Tufts Clinical Nutrition Service points out in their article “The Problem with Pumpkin”, that to supplement the same amount of fiber as a veterinary therapeutic diet for a medium-sized dog that really needs it, you’d have to feed nearly 12 cups of pumpkin a day.
So in effect, while some dogs may respond well to some pumpkin added to their meals, others would need a whole heap of it, and that just isn’t practical.
Are Pumpkin Seeds Good for Dogs?
Now that we’ve discussed pumpkin in great detail, what about pumpkin seeds? They are certainly a favorite of mine this time of year as they can be cooked with so many different flavors to make a crunchy snack.

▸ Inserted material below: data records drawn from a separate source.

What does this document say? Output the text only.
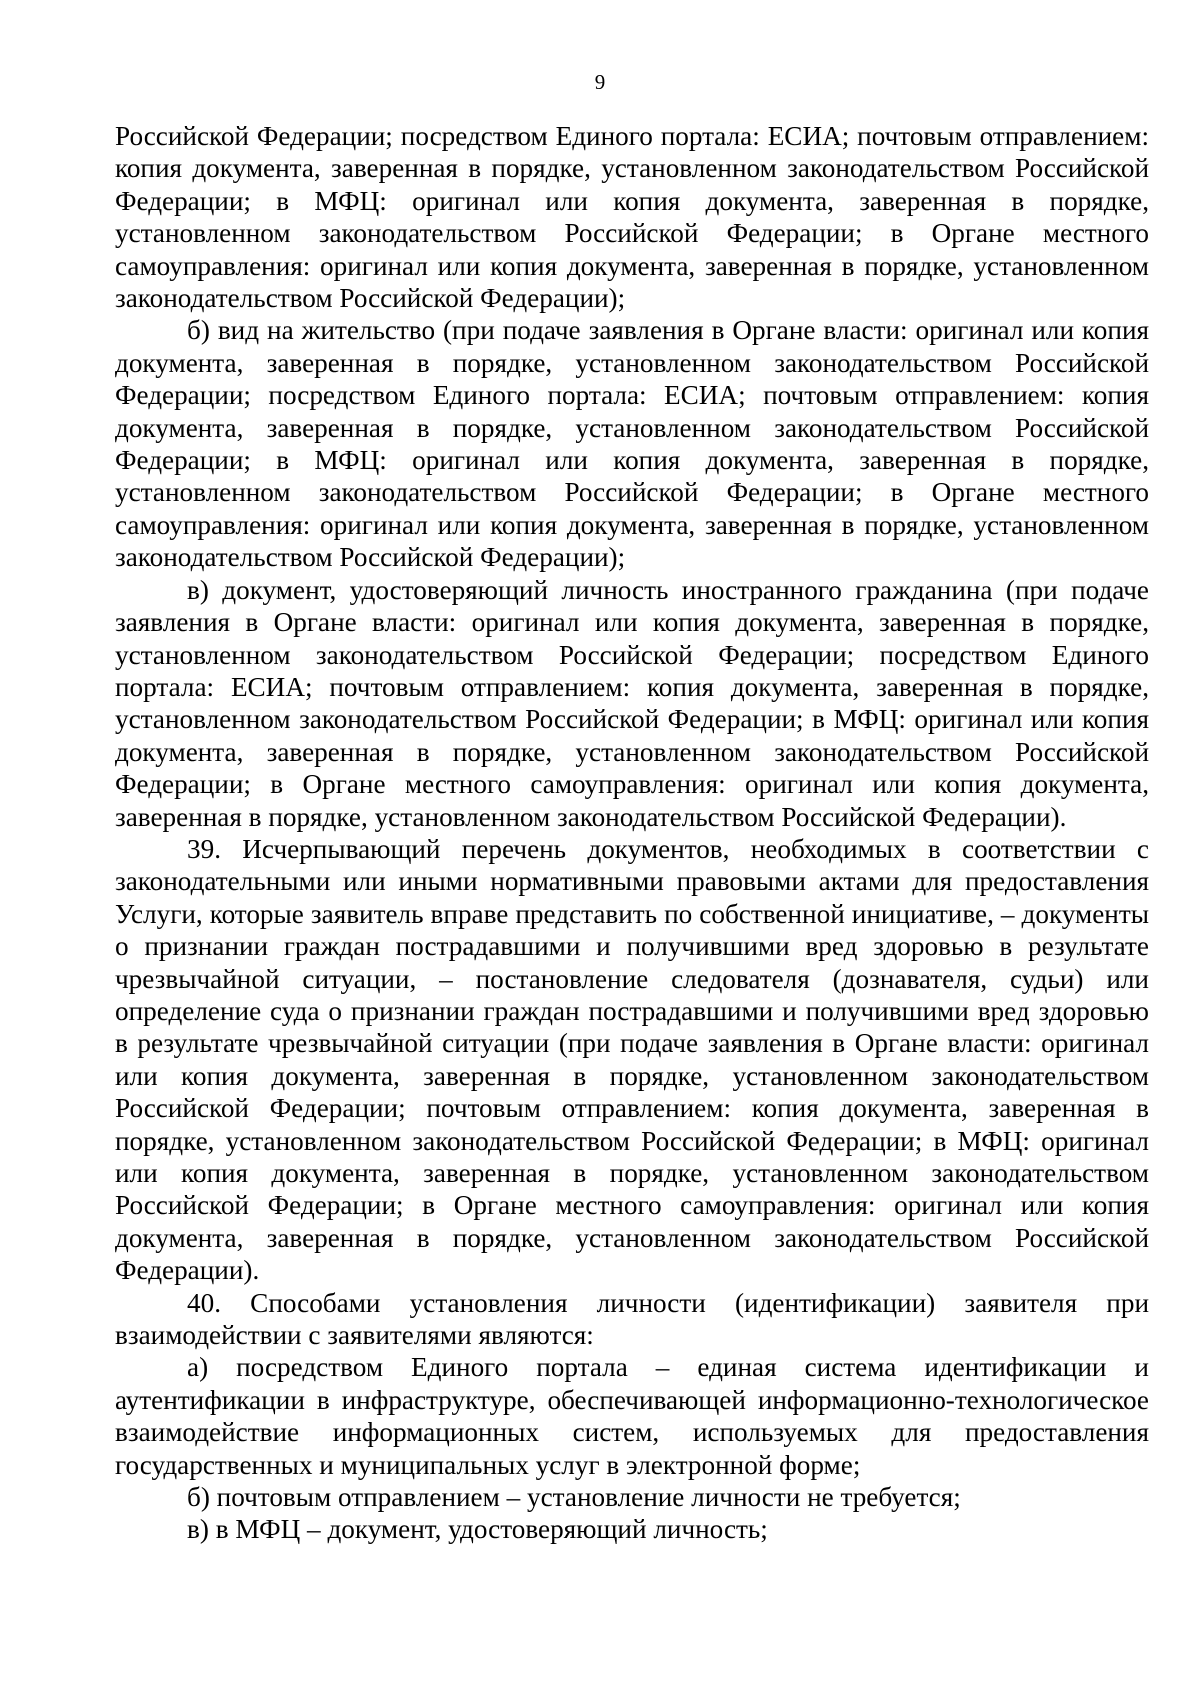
9

Российской Федерации; посредством Единого портала: ЕСИА; почтовым отправлением: копия документа, заверенная в порядке, установленном законодательством Российской Федерации; в МФЦ: оригинал или копия документа, заверенная в порядке, установленном законодательством Российской Федерации; в Органе местного самоуправления: оригинал или копия документа, заверенная в порядке, установленном законодательством Российской Федерации);

б) вид на жительство (при подаче заявления в Органе власти: оригинал или копия документа, заверенная в порядке, установленном законодательством Российской Федерации; посредством Единого портала: ЕСИА; почтовым отправлением: копия документа, заверенная в порядке, установленном законодательством Российской Федерации; в МФЦ: оригинал или копия документа, заверенная в порядке, установленном законодательством Российской Федерации; в Органе местного самоуправления: оригинал или копия документа, заверенная в порядке, установленном законодательством Российской Федерации);

в) документ, удостоверяющий личность иностранного гражданина (при подаче заявления в Органе власти: оригинал или копия документа, заверенная в порядке, установленном законодательством Российской Федерации; посредством Единого портала: ЕСИА; почтовым отправлением: копия документа, заверенная в порядке, установленном законодательством Российской Федерации; в МФЦ: оригинал или копия документа, заверенная в порядке, установленном законодательством Российской Федерации; в Органе местного самоуправления: оригинал или копия документа, заверенная в порядке, установленном законодательством Российской Федерации).

39. Исчерпывающий перечень документов, необходимых в соответствии с законодательными или иными нормативными правовыми актами для предоставления Услуги, которые заявитель вправе представить по собственной инициативе, – документы о признании граждан пострадавшими и получившими вред здоровью в результате чрезвычайной ситуации, – постановление следователя (дознавателя, судьи) или определение суда о признании граждан пострадавшими и получившими вред здоровью в результате чрезвычайной ситуации (при подаче заявления в Органе власти: оригинал или копия документа, заверенная в порядке, установленном законодательством Российской Федерации; почтовым отправлением: копия документа, заверенная в порядке, установленном законодательством Российской Федерации; в МФЦ: оригинал или копия документа, заверенная в порядке, установленном законодательством Российской Федерации; в Органе местного самоуправления: оригинал или копия документа, заверенная в порядке, установленном законодательством Российской Федерации).

40. Способами установления личности (идентификации) заявителя при взаимодействии с заявителями являются:

а) посредством Единого портала – единая система идентификации и аутентификации в инфраструктуре, обеспечивающей информационно-технологическое взаимодействие информационных систем, используемых для предоставления государственных и муниципальных услуг в электронной форме;

б) почтовым отправлением – установление личности не требуется;

в) в МФЦ – документ, удостоверяющий личность;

With dogs though, we have to be careful. There’s nothing toxic about a pumpkin seed at all. But moderation is key. The fibrous outer shell of the seed is not easily digestible. A dog that eats a heap of pumpkin seeds raw or cooked with their shells may develop some tummy discomfort.
Pumpkin seeds can be cooked without their shells, but it’s still important to be aware of what they’re being cooked with. Some of my favorite toppings for pumpkin seeds include lots of olive oil, garlic powder, salt, and old bay seasoning--not exactly ideal for dogs to be eating handfuls of.
So if you choose to offer your pup some pumpkin seeds, it’s best to remove the shells, cook them, and feed them plain, and in moderation--just a couple as a fun, seasonal treat will do.
Fiber: Definitely “Pumpkin” to Think About!
Pumpkin is tasty and when the right type is used (low salt canned pumpkin or fresh boiled pumpkin), is very safe to use.
But remember that the practical amount to add to a dog’s meal of up to a couple tablespoons may not be adequate for some situations involving problems with stools.
It’s also important to remember that not all dogs require fiber and definitely not high levels of fiber, if they’re already on a nutritionally balanced diet. Inappropriately adding high levels of fiber can cause problems with constipation, runny stools, and weight problems, depending on the source.
Stool problems may have other underlying causes that need to be addressed in other ways, and there may be more effective fiber supplements available for your pup to try if more fiber is the way to go. That’s why it’s always important to discuss fiber supplementation strategies with your veterinarian to ensure that your pup’s regularity is being looked at from every perspective.